PULLMAN – The football coaches at Washington State allow their players 24 hours to reflect after every game to revel in their victory or lament their defeat.
But while it would be easy to savor the first time the words “bowl eligible” have been spoken around Pullman since 2006, the Cougars’ minds are already drifting to Washington.
“It sounds good, it sounds great. The two sweetest words I’ve heard in awhile,” safety Deone Bucannon said. “At the same time, it’s only being eligible. We’re not guaranteed anything and we’re going to attack the next week like Coach Leach wants us to.”
It’s been awhile since the Apple Cup had any lasting meaning beyond rubberstamping the ineptitude of UW’s 2008 season with an 0-12 record. While in-state bragging rights are reason enough for fans of both programs to pay attention, recently it’s been rare for the game to hold the promise of a reward greater than a year spent with the Apple Cup trophy and a photo with the governor.
But for the first time since 2003 both teams enter Friday’s rivalry game with more wins than losses. In that season the Cougars were left out of the postseason, illustrating that despite the Cougars’ win over Utah on Saturday, this game will have plenty on the line.
For the Huskies, the Apple Cup represents a chance to atone for last year’s two-game slide and to secure the elusive eighth win for the first time in Steve Sarkisian’s tenure as head coach.
It also presents an opportunity to avenge last year’s overtime loss to the Cougars in Pullman. The Huskies held a 28-10 lead in that game but frittered it away with a combination of turnovers and penalties.
A seventh win is at stake for WSU, and the difference between “bowl eligible” and “bowl guaranteed.” Only 70 teams can play in a bowl game each year, and there are already a sufficient number of eligible teams with potentially more on the way.
But seven wins would not only guarantee a bowl berth for WSU, it would likely mean that the Cougars could play in one of the seven Pac-12 affiliated bowls, rather than having to lobby for a spot in a bowl affiliated with a conference that didn’t have enough eligible teams.
“We need one more,” quarterback Connor Halliday said. “Seven will guarantee it, six you might not get it. So we need one more.”
WSU’s veterans are surprisingly inexperienced when it comes to the state’s biggest rivalry.
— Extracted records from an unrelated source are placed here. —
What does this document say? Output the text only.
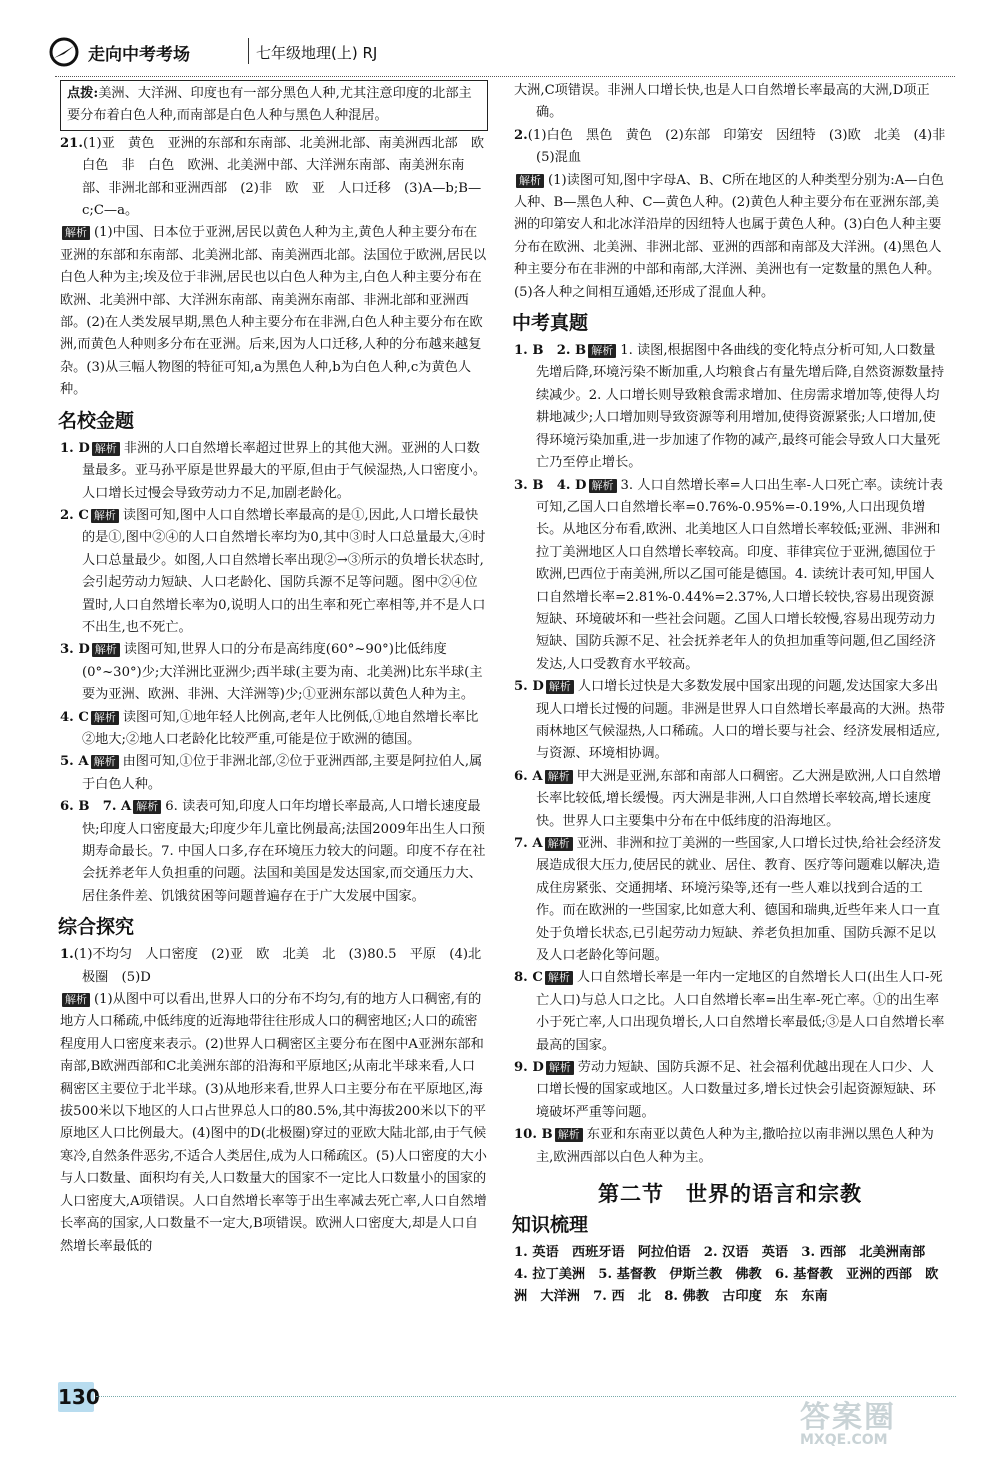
走向中考考场	七年级地理(上) RJ
点拨:美洲、大洋洲、印度也有一部分黑色人种,尤其注意印度的北部主要分布着白色人种,而南部是白色人种与黑色人种混居。

21.(1)亚　黄色　亚洲的东部和东南部、北美洲北部、南美洲西北部　欧　白色　非　白色　欧洲、北美洲中部、大洋洲东南部、南美洲东南部、非洲北部和亚洲西部　(2)非　欧　亚　人口迁移　(3)A—b;B—c;C—a。

解析 (1)中国、日本位于亚洲,居民以黄色人种为主,黄色人种主要分布在亚洲的东部和东南部、北美洲北部、南美洲西北部。法国位于欧洲,居民以白色人种为主;埃及位于非洲,居民也以白色人种为主,白色人种主要分布在欧洲、北美洲中部、大洋洲东南部、南美洲东南部、非洲北部和亚洲西部。(2)在人类发展早期,黑色人种主要分布在非洲,白色人种主要分布在欧洲,而黄色人种则多分布在亚洲。后来,因为人口迁移,人种的分布越来越复杂。(3)从三幅人物图的特征可知,a为黑色人种,b为白色人种,c为黄色人种。

名校金题

1. D 解析 非洲的人口自然增长率超过世界上的其他大洲。亚洲的人口数量最多。亚马孙平原是世界最大的平原,但由于气候湿热,人口密度小。人口增长过慢会导致劳动力不足,加剧老龄化。

2. C 解析 读图可知,图中人口自然增长率最高的是①,因此,人口增长最快的是①,图中②④的人口自然增长率均为0,其中③时人口总量最大,④时人口总量最少。如图,人口自然增长率出现②→③所示的负增长状态时,会引起劳动力短缺、人口老龄化、国防兵源不足等问题。图中②④位置时,人口自然增长率为0,说明人口的出生率和死亡率相等,并不是人口不出生,也不死亡。

3. D 解析 读图可知,世界人口的分布是高纬度(60°~90°)比低纬度(0°~30°)少;大洋洲比亚洲少;西半球(主要为南、北美洲)比东半球(主要为亚洲、欧洲、非洲、大洋洲等)少;①亚洲东部以黄色人种为主。

4. C 解析 读图可知,①地年轻人比例高,老年人比例低,①地自然增长率比②地大;②地人口老龄化比较严重,可能是位于欧洲的德国。

5. A 解析 由图可知,①位于非洲北部,②位于亚洲西部,主要是阿拉伯人,属于白色人种。

6. B　7. A 解析 6. 读表可知,印度人口年均增长率最高,人口增长速度最快;印度人口密度最大;印度少年儿童比例最高;法国2009年出生人口预期寿命最长。7. 中国人口多,存在环境压力较大的问题。印度不存在社会抚养老年人负担重的问题。法国和美国是发达国家,而交通压力大、居住条件差、饥饿贫困等问题普遍存在于广大发展中国家。

综合探究

1.(1)不均匀　人口密度　(2)亚　欧　北美　北　(3)80.5　平原　(4)北极圈　(5)D

解析 (1)从图中可以看出,世界人口的分布不均匀,有的地方人口稠密,有的地方人口稀疏,中低纬度的近海地带往往形成人口的稠密地区;人口的疏密程度用人口密度来表示。(2)世界人口稠密区主要分布在图中A亚洲东部和南部,B欧洲西部和C北美洲东部的沿海和平原地区;从南北半球来看,人口稠密区主要位于北半球。(3)从地形来看,世界人口主要分布在平原地区,海拔500米以下地区的人口占世界总人口的80.5%,其中海拔200米以下的平原地区人口比例最大。(4)图中的D(北极圈)穿过的亚欧大陆北部,由于气候寒冷,自然条件恶劣,不适合人类居住,成为人口稀疏区。(5)人口密度的大小与人口数量、面积均有关,人口数量大的国家不一定比人口数量小的国家的人口密度大,A项错误。人口自然增长率等于出生率减去死亡率,人口自然增长率高的国家,人口数量不一定大,B项错误。欧洲人口密度大,却是人口自然增长率最低的

大洲,C项错误。非洲人口增长快,也是人口自然增长率最高的大洲,D项正确。

2.(1)白色　黑色　黄色　(2)东部　印第安　因纽特　(3)欧　北美　(4)非　(5)混血

解析 (1)读图可知,图中字母A、B、C所在地区的人种类型分别为:A—白色人种、B—黑色人种、C—黄色人种。(2)黄色人种主要分布在亚洲东部,美洲的印第安人和北冰洋沿岸的因纽特人也属于黄色人种。(3)白色人种主要分布在欧洲、北美洲、非洲北部、亚洲的西部和南部及大洋洲。(4)黑色人种主要分布在非洲的中部和南部,大洋洲、美洲也有一定数量的黑色人种。(5)各人种之间相互通婚,还形成了混血人种。

中考真题

1. B　2. B 解析 1. 读图,根据图中各曲线的变化特点分析可知,人口数量先增后降,环境污染不断加重,人均粮食占有量先增后降,自然资源数量持续减少。2. 人口增长则导致粮食需求增加、住房需求增加等,使得人均耕地减少;人口增加则导致资源等利用增加,使得资源紧张;人口增加,使得环境污染加重,进一步加速了作物的减产,最终可能会导致人口大量死亡乃至停止增长。

3. B　4. D 解析 3. 人口自然增长率=人口出生率-人口死亡率。读统计表可知,乙国人口自然增长率=0.76%-0.95%=-0.19%,人口出现负增长。从地区分布看,欧洲、北美地区人口自然增长率较低;亚洲、非洲和拉丁美洲地区人口自然增长率较高。印度、菲律宾位于亚洲,德国位于欧洲,巴西位于南美洲,所以乙国可能是德国。4. 读统计表可知,甲国人口自然增长率=2.81%-0.44%=2.37%,人口增长较快,容易出现资源短缺、环境破坏和一些社会问题。乙国人口增长较慢,容易出现劳动力短缺、国防兵源不足、社会抚养老年人的负担加重等问题,但乙国经济发达,人口受教育水平较高。

5. D 解析 人口增长过快是大多数发展中国家出现的问题,发达国家大多出现人口增长过慢的问题。非洲是世界人口自然增长率最高的大洲。热带雨林地区气候湿热,人口稀疏。人口的增长要与社会、经济发展相适应,与资源、环境相协调。

6. A 解析 甲大洲是亚洲,东部和南部人口稠密。乙大洲是欧洲,人口自然增长率比较低,增长缓慢。丙大洲是非洲,人口自然增长率较高,增长速度快。世界人口主要集中分布在中低纬度的沿海地区。

7. A 解析 亚洲、非洲和拉丁美洲的一些国家,人口增长过快,给社会经济发展造成很大压力,使居民的就业、居住、教育、医疗等问题难以解决,造成住房紧张、交通拥堵、环境污染等,还有一些人难以找到合适的工作。而在欧洲的一些国家,比如意大利、德国和瑞典,近些年来人口一直处于负增长状态,已引起劳动力短缺、养老负担加重、国防兵源不足以及人口老龄化等问题。

8. C 解析 人口自然增长率是一年内一定地区的自然增长人口(出生人口-死亡人口)与总人口之比。人口自然增长率=出生率-死亡率。①的出生率小于死亡率,人口出现负增长,人口自然增长率最低;③是人口自然增长率最高的国家。

9. D 解析 劳动力短缺、国防兵源不足、社会福利优越出现在人口少、人口增长慢的国家或地区。人口数量过多,增长过快会引起资源短缺、环境破坏严重等问题。

10. B 解析 东亚和东南亚以黄色人种为主,撒哈拉以南非洲以黑色人种为主,欧洲西部以白色人种为主。

第二节　世界的语言和宗教
知识梳理

1. 英语　西班牙语　阿拉伯语　2. 汉语　英语　3. 西部　北美洲南部　4. 拉丁美洲　5. 基督教　伊斯兰教　佛教　6. 基督教　亚洲的西部　欧洲　大洋洲　7. 西　北　8. 佛教　古印度　东　东南

130
答案圈
MXQE.COM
Junior quarterback Connor Halliday has never played in an Apple Cup, and no WSU player has played in Husky Stadium, which was undergoing a renovation when the Huskies last hosted the game.
The Cougars have played their best football in charged environments, winning three Pac-12 road games, nearly beating Auburn on the road and taking advantage of a “must win” atmosphere on Saturday.
After the Utah win coach Mike Leach joked that the Cougars “just need to have Senior Night every night.”
The most meaningful Apple Cup in years will have to make do.